Tanja Grandits a été élue «Cuisinière de l'année» en 2014 et 2020. Le «GaultMillau» et le «Guide Michelin» ont attribué 19 points et deux étoiles à son restaurant.
Tanja Grandits a été élue «Cuisinière de l'année» en 2014 et 2020. Le GaultMillau et le Guide Michelin ont attribué 19 points et deux étoiles à son restaurant.Image: Keystone

Tanja Grandits explique qu’elle a eu de bonnes conditions pour réussir:

«Je n’ai jamais eu à m’imposer particulièrement, je n’ai pas été désavantagée»

Ce qui a fait la différence, selon elle, c’est «une grande confiance en soi, solide et saine». Mère d’une fille aujourd’hui adulte, la cuisinière reconnaît que la maternité et la gastronomie sont difficiles à concilier. Il n’y a, selon elle, que deux solutions, soit le partenaire prend les responsabilités domestiques, soit on se met à son compte.

Travailler à temps partiel comme cheffe dans un grand hôtel est presque impossible, dit-elle. En revanche, gérer son propre établissement offre plus de liberté pour s’organiser. Elle explique s’être «créé son petit univers» et raconte:

«Au début, j’emmenais ma fille dans la cuisine, puis j’ai engagé une jeune fille au pair»

Cette dernière est aujourd’hui son assistante. Plusieurs employés ont aussi endossé des rôles que d’ordinaire rempliraient des membres de la famille.
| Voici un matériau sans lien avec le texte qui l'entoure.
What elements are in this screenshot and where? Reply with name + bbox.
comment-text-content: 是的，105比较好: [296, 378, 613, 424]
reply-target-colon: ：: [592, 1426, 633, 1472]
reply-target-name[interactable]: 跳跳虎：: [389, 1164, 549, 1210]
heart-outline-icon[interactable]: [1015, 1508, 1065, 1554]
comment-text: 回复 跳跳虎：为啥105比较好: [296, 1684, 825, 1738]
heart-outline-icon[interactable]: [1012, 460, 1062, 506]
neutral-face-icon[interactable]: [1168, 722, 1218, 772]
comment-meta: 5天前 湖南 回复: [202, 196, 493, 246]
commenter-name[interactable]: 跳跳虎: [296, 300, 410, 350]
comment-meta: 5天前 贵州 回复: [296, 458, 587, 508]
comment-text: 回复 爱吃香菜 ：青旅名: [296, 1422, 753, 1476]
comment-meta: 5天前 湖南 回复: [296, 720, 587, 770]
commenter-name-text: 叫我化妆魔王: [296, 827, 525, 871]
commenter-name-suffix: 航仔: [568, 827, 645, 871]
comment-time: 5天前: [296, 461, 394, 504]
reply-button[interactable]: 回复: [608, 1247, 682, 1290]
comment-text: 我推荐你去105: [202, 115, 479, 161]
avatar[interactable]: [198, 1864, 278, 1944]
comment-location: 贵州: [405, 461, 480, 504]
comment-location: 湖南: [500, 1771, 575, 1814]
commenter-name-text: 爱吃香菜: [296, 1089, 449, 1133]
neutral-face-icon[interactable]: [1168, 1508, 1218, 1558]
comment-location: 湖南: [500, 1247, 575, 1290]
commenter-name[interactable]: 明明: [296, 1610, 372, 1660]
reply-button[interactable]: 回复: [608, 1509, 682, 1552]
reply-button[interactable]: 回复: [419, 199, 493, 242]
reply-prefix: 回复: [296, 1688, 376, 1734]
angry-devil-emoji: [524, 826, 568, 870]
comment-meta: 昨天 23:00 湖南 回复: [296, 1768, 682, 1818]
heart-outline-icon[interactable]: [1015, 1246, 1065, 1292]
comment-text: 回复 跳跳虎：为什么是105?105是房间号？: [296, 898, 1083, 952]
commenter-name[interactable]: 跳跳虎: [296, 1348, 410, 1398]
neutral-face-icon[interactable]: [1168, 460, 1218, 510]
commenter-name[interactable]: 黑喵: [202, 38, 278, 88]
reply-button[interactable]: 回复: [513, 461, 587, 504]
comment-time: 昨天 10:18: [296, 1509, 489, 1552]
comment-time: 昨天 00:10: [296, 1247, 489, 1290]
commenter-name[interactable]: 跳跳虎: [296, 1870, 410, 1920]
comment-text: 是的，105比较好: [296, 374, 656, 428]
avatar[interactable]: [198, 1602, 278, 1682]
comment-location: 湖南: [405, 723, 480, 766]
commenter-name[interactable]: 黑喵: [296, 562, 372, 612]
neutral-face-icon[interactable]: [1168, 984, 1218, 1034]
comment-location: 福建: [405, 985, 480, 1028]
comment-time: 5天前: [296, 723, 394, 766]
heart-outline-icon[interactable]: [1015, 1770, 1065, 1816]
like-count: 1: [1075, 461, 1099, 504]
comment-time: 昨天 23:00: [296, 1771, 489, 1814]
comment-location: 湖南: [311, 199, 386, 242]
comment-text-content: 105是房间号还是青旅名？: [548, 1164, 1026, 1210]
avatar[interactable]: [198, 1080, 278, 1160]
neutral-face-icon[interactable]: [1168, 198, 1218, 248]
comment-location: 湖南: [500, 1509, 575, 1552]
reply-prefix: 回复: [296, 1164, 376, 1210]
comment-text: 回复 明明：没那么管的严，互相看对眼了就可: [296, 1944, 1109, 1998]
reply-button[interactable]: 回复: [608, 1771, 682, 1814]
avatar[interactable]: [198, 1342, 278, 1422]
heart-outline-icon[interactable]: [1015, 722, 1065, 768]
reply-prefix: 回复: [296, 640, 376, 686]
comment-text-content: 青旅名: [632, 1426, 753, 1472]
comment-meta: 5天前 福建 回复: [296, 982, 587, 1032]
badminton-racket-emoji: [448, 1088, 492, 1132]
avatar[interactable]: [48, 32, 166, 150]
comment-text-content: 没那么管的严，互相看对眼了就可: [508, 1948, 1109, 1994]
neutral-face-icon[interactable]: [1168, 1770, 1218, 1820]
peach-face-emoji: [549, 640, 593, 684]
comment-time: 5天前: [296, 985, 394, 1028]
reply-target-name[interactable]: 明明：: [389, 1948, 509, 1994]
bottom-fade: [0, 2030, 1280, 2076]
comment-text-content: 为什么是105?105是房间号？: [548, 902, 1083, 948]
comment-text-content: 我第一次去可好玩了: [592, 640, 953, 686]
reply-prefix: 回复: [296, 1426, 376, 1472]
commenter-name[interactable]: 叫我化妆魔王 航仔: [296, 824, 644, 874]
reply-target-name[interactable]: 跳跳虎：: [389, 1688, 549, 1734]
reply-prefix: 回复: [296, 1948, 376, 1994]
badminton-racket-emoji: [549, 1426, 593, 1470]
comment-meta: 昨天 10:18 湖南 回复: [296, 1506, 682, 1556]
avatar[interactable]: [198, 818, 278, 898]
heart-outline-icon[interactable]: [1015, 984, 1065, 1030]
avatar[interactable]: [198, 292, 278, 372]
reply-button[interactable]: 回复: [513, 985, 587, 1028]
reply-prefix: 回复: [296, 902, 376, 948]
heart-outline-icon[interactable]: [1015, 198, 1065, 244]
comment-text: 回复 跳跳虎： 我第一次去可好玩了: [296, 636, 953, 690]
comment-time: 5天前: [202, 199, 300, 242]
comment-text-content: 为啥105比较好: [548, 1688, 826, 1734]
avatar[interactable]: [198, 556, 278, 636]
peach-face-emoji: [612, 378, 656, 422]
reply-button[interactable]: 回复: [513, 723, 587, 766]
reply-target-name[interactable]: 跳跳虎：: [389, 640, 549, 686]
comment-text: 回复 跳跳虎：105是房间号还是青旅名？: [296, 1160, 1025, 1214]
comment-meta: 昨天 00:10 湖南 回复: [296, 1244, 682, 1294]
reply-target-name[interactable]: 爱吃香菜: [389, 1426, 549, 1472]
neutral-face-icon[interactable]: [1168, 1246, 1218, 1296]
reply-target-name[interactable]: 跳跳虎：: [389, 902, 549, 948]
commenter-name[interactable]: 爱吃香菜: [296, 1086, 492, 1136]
Ils accompagnaient sa fille à des concours d’équitation ou lui ont appris à conduire. Elle se réfère à une expression familière:

«C’est ce fameux village qu’il faut pour élever un enfant»

Des enfants partout

Pour Silvia Manser, cheffe et propriétaire du restaurant Truube à Gais (AR), c’est là encore la combinaison entre indépendance et confiance en soi qui a rendu possible l’équilibre entre carrière et maternité. Elle explique:

«J’ai toujours voulu que ce que je faisais ait du sens pour moi. Ce que les autres en pensent m’importait peu. Excepté les clients. Eux, ils doivent repartir heureux.»
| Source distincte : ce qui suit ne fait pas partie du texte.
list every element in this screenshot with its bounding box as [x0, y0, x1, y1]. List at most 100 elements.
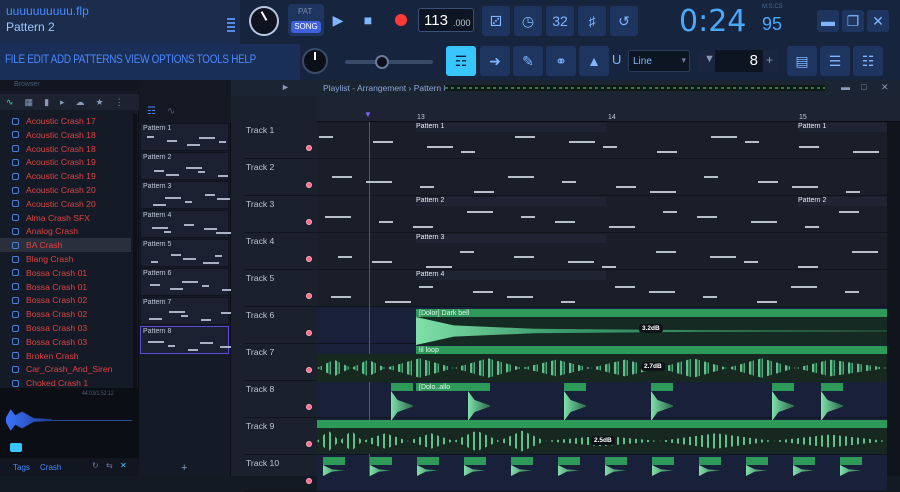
preview-play-icon[interactable]	[10, 443, 22, 452]
clip-pattern4[interactable]: Pattern 4	[416, 271, 606, 280]
browser-item[interactable]: Bossa Crash 02	[0, 293, 131, 307]
step-edit-button[interactable]: ♯	[578, 6, 606, 36]
pattern-selector[interactable]: ▼ 8 +	[699, 50, 779, 72]
pat-song-toggle[interactable]: PAT SONG	[288, 4, 324, 36]
audio-clip-header[interactable]	[370, 457, 392, 465]
track-header[interactable]: Track 10	[244, 455, 316, 492]
time-display[interactable]: 0:24 95 M:S:CS	[676, 2, 806, 40]
audio-clip-header[interactable]	[564, 383, 586, 391]
cloud-filter-icon[interactable]: ☁	[76, 97, 85, 108]
track-mute-icon[interactable]	[306, 330, 312, 336]
audio-clip-header[interactable]	[840, 457, 862, 465]
pattern-item[interactable]: Pattern 6	[140, 268, 232, 296]
audio-clip-header[interactable]	[652, 457, 674, 465]
audio-clip-header[interactable]	[511, 457, 533, 465]
audio-clip-header[interactable]	[417, 457, 439, 465]
clip-dark-bell[interactable]: [Dolor] Dark bell	[416, 309, 887, 317]
clip-pattern1-a[interactable]: Pattern 1	[416, 123, 606, 132]
track-header[interactable]: Track 1	[244, 122, 316, 159]
audio-clip-header[interactable]	[464, 457, 486, 465]
browser-item[interactable]: Acoustic Crash 18	[0, 142, 131, 156]
master-volume-knob[interactable]	[249, 6, 279, 36]
track-mute-icon[interactable]	[306, 256, 312, 262]
footer-tag-tags[interactable]: Tags	[13, 463, 30, 472]
countdown-button[interactable]: 32	[546, 6, 574, 36]
audio-clip-header[interactable]	[605, 457, 627, 465]
browser-item[interactable]: Acoustic Crash 19	[0, 155, 131, 169]
main-pitch-knob[interactable]	[302, 48, 328, 74]
magnet-icon[interactable]: U	[612, 52, 626, 70]
audio-clip-header[interactable]	[699, 457, 721, 465]
clip-dolo-allo[interactable]: [Dolo..allo	[416, 383, 471, 391]
timeline-ruler[interactable]: 13 14 15 ▼	[317, 96, 900, 122]
track-header[interactable]: Track 8	[244, 381, 316, 418]
track-header[interactable]: Track 4	[244, 233, 316, 270]
menu-bar-text[interactable]: FILE EDIT ADD PATTERNS VIEW OPTIONS TOOL…	[5, 54, 256, 66]
audio-clip-header[interactable]	[746, 457, 768, 465]
pattern-item[interactable]: Pattern 3	[140, 181, 230, 209]
star-filter-icon[interactable]: ★	[96, 97, 104, 108]
clip-pattern3[interactable]: Pattern 3	[416, 234, 606, 243]
browser-item[interactable]: Bossa Crash 02	[0, 307, 131, 321]
metronome-button[interactable]: ⚂	[482, 6, 510, 36]
refresh-icon[interactable]: ↻	[92, 461, 99, 470]
track-header[interactable]: Track 2	[244, 159, 316, 196]
shuffle-icon[interactable]: ⇆	[106, 461, 113, 470]
loop-record-button[interactable]: ↺	[610, 6, 638, 36]
audio-clip-header[interactable]	[772, 383, 794, 391]
browser-item[interactable]: Acoustic Crash 19	[0, 169, 131, 183]
pattern-item[interactable]: Pattern 8	[140, 326, 236, 354]
master-pitch-slider[interactable]	[345, 55, 433, 69]
track-mute-icon[interactable]	[306, 219, 312, 225]
audio-icon[interactable]: ∿	[167, 106, 175, 117]
browser-item[interactable]: Acoustic Crash 17	[0, 114, 131, 128]
track-header[interactable]: Track 9	[244, 418, 316, 455]
clip-pattern2-a[interactable]: Pattern 2	[416, 197, 606, 206]
playlist-overview[interactable]	[445, 85, 825, 91]
track-mute-icon[interactable]	[306, 145, 312, 151]
playlist-max-icon[interactable]: □	[861, 82, 866, 92]
browser-item[interactable]: Acoustic Crash 20	[0, 197, 131, 211]
browser-item[interactable]: Bossa Crash 01	[0, 280, 131, 294]
pattern-item[interactable]: Pattern 4	[140, 210, 232, 238]
folder-filter-icon[interactable]: ▦	[25, 97, 34, 108]
close-browser-icon[interactable]: ✕	[120, 461, 127, 470]
pattern-item[interactable]: Pattern 1	[140, 123, 229, 151]
stamp-tool-button[interactable]: ▲	[579, 46, 609, 76]
more-filter-icon[interactable]: ⋮	[115, 97, 124, 108]
link-tool-button[interactable]: ⚭	[546, 46, 576, 76]
playhead-marker-icon[interactable]: ▼	[364, 110, 372, 119]
track-mute-icon[interactable]	[306, 441, 312, 447]
browser-item[interactable]: Bossa Crash 03	[0, 321, 131, 335]
channel-rack-button[interactable]: ☰	[820, 46, 850, 76]
browser-item[interactable]: Bossa Crash 01	[0, 266, 131, 280]
track-mute-icon[interactable]	[306, 404, 312, 410]
browser-item[interactable]: Acoustic Crash 18	[0, 128, 131, 142]
audio-clip-header[interactable]	[821, 383, 843, 391]
browser-item[interactable]: Blang Crash	[0, 252, 131, 266]
stop-button[interactable]: ■	[355, 6, 381, 34]
track-header[interactable]: Track 3	[244, 196, 316, 233]
track-header[interactable]: Track 7	[244, 344, 316, 381]
browser-item[interactable]: Analog Crash	[0, 224, 131, 238]
track-mute-icon[interactable]	[306, 182, 312, 188]
pattern-item[interactable]: Pattern 2	[140, 152, 229, 180]
audio-clip-header[interactable]	[651, 383, 673, 391]
clip-lil-loop[interactable]: lil loop	[416, 346, 887, 354]
browser-item[interactable]: Car_Crash_And_Siren	[0, 362, 131, 376]
pattern-item[interactable]: Pattern 7	[140, 297, 234, 325]
track-lane[interactable]	[317, 159, 887, 196]
speaker-filter-icon[interactable]: ▸	[60, 97, 65, 108]
add-pattern-icon[interactable]: +	[766, 53, 773, 67]
plugin-filter-icon[interactable]: ▮	[44, 97, 49, 108]
waveform-filter-icon[interactable]: ∿	[6, 97, 14, 108]
mixer-button[interactable]: ☷	[853, 46, 883, 76]
current-pattern-name[interactable]: Pattern 2	[6, 20, 55, 34]
close-button[interactable]: ✕	[867, 10, 889, 32]
playlist-menu-icon[interactable]: ►	[281, 82, 290, 92]
browser-item[interactable]: Broken Crash	[0, 349, 131, 363]
audio-clip-header[interactable]	[391, 383, 413, 391]
browser-item[interactable]: BA Crash	[0, 238, 131, 253]
clip-pattern2-b[interactable]: Pattern 2	[798, 197, 887, 206]
pattern-item[interactable]: Pattern 5	[140, 239, 229, 267]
La cheffe a trois enfants, aujourd’hui âgés de 24, 22 et 17 ans. Elle raconte:

«Ils étaient toujours avec nous en cuisine, dans leur siège auto ou leur transat, au milieu du passage»
Le restaurant «Truube» de Silvia Manser à Gais (Appenzell Rhodes-Extérieures) a été récompensé par 17 points et une étoile au «GaultMillau» et au «Guide Michelin».
Le restaurant Truube de Silvia Manser à Gais (Appenzell Rhodes-Extérieures) a été récompensé par 17 points et une étoile au GaultMillau et au Guide Michelin.Image: Valeriano Di Domenico

Quand le service commençait, les enfants montaient à l’étage pour jouer.

«On allait jeter un œil quand on pouvait, et souvent, on restait sans voix devant le désordre qu’ils avaient mis»

Elle admet qu’en tant que femme, on a souvent le sentiment de manquer de temps pour tout, que rien n’est jamais assez.

«J’ai dû apprendre à laisser tomber ces doutes»
Silvia Manser

En contrepartie, elle a savouré chaque moment passé avec ses enfants. Ce qui l’a aidée, c’est la proximité de ses parents, et une certaine continuité entre les générations. Elle confie:

«Mes deux parents travaillaient dans le restaurant et la boucherie familiale. On a grandi dans cet univers, où le travail et la vie de famille se mêlaient naturellement.»

Le travail et la vie de famille ne faisaient qu’un.

«Après l'école primaire, les enfants descendaient en cuisine pour me raconter leur journée»

Des apprenties «formidables»

Du point de vue des perspectives, «il n’y a certainement pas d'avantages pour les femmes», estime Silvia Manser. «On est plutôt moins remarquées maintenant». Selon elle, il faut toutefois du courage, de la persévérance et une vraie présence pour s’imposer. Tanja Grandits, elle, parle des nombreux talents qu’elle a rencontrés au fil des ans:

«J’ai toujours parmi mes apprentis de jeunes femmes extraordinaires, et aussi des hommes»

L’année dernière, deux de ses apprenties ont obtenu les meilleurs résultats du canton. Elle raconte:

«Des femmes formidables, pleines de vie et de créativité. L’une est devenue directement sous-cheffe, l’autre a traversé l’Eurasie par voie terrestre et cuisine aujourd’hui dans un monastère au Japon.»